Lucas is breaking the world. I’m simply ensuring I remain on the winning side.
Your usual position, yes? Threnody arched an eyebrow and took another bite of her food. Always second, never first? Unless we’re counting your twin. How is Gideon, Samantha?
Really now, Lucas interrupted as he telepathically put himself between Threnody’s mind and Samantha’s sharply focused power. As amusing as this is, I have better things to do than fix the both of you again. We have a meeting. It starts in five minutes. None of you will be late.
He pulled out of Threnody’s mind, taking Samantha w
ith him. The younger girl didn’t seem offended at his interference, merely turned her back on Threnody and Quinton with a disdain that no one could miss. Threnody didn’t take it personally as she watched the sisters leave the cafeteria, Kristen skipping ahead.
“If Lucas gives her half a chance,” Threnody said quietly, “she’ll kill him.”
“Which one?” Quinton said.
“Take your pick.”
Quinton nodded agreement. Threnody took one last bite of her food—her third bowl in the past twenty minutes—before they got up to deposit their dirty dishes in the designated area. Everything was reused down here since they had no way to bring in new supplies unless it was either flown or teleported in. The only shuttles Quinton had seen at the outpost were the nine they arrived in. Lucas had effectively trapped some of Matron’s scavengers in Antarctica for over a year. It was a wonder none of them went mad during the long polar day and even worse polar night.

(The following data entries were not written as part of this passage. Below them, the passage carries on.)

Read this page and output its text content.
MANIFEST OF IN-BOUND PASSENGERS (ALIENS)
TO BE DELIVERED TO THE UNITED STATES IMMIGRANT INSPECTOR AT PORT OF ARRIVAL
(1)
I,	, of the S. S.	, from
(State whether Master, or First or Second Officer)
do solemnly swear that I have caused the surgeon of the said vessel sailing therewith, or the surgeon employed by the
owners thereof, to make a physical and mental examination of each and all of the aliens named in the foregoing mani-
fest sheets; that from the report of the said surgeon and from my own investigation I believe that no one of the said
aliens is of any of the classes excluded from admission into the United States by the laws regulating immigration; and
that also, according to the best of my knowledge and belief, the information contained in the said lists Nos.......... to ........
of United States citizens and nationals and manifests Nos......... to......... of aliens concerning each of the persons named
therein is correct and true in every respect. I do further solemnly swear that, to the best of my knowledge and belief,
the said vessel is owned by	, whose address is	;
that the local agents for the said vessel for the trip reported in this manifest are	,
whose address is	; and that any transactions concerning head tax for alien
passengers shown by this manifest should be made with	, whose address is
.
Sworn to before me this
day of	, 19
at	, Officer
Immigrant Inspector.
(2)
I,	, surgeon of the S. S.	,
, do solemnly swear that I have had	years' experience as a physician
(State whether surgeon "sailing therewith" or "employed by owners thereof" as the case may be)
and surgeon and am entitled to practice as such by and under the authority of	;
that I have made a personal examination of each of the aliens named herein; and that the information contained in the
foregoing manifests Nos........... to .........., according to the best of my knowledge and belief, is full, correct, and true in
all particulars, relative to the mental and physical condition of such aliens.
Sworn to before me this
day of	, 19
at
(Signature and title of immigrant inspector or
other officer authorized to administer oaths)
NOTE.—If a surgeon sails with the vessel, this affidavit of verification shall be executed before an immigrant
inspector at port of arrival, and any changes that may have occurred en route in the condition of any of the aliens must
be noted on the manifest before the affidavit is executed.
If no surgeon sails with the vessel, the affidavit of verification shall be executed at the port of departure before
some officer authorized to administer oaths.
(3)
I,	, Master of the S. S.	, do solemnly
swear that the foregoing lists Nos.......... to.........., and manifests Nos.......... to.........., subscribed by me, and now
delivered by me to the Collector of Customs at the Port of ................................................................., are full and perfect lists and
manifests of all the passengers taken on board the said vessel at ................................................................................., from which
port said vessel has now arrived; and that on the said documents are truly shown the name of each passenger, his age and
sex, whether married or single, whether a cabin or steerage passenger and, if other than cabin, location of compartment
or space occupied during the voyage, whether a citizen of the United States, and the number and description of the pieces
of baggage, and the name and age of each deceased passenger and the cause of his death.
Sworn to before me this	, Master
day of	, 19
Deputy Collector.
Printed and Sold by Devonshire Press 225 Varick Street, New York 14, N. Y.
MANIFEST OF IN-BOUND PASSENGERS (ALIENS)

The two were the last into the heated room for the meeting. The only people who looked happy to see them were Jason and Kerr, though the smile Kerr gave Threnody was pained. Despite everything they’d gone through since the Slums, it was hard to reconcile the changes that had happened among the four. Blame was just as devastating as hate and they were struggling not to feel either.
Threnody wouldn’t apologize for surviving. Kerr would never believe it if she did. They still stood together, shoulder to shoulder, to face what came next.
The room was cluttered with work terminals. Novak and Everett were hunched over one, muttering to themselves about issues with a hack, while Matron and Zahara watched their progress in silence. Samantha and Kristen huddled in a corner by themselves, far from where Lucas stood next to Korman with three strangers.
Threnody thought they belonged to Matron, but then the tallest man opened his mouth and her attention locked on him. “Now that we’re all here, can we upload the damn program so that me and mine can get a flight off this continent?”
The man was middle-aged, with a scar like a second smile curved around his throat. Biomodifications showed in his jaw and neck, his altered voice coming through electronics. The sound was the harsh burr of a reality no one liked to be told about, familiar from a decade of riding the pirate streams that the government could never quite kill.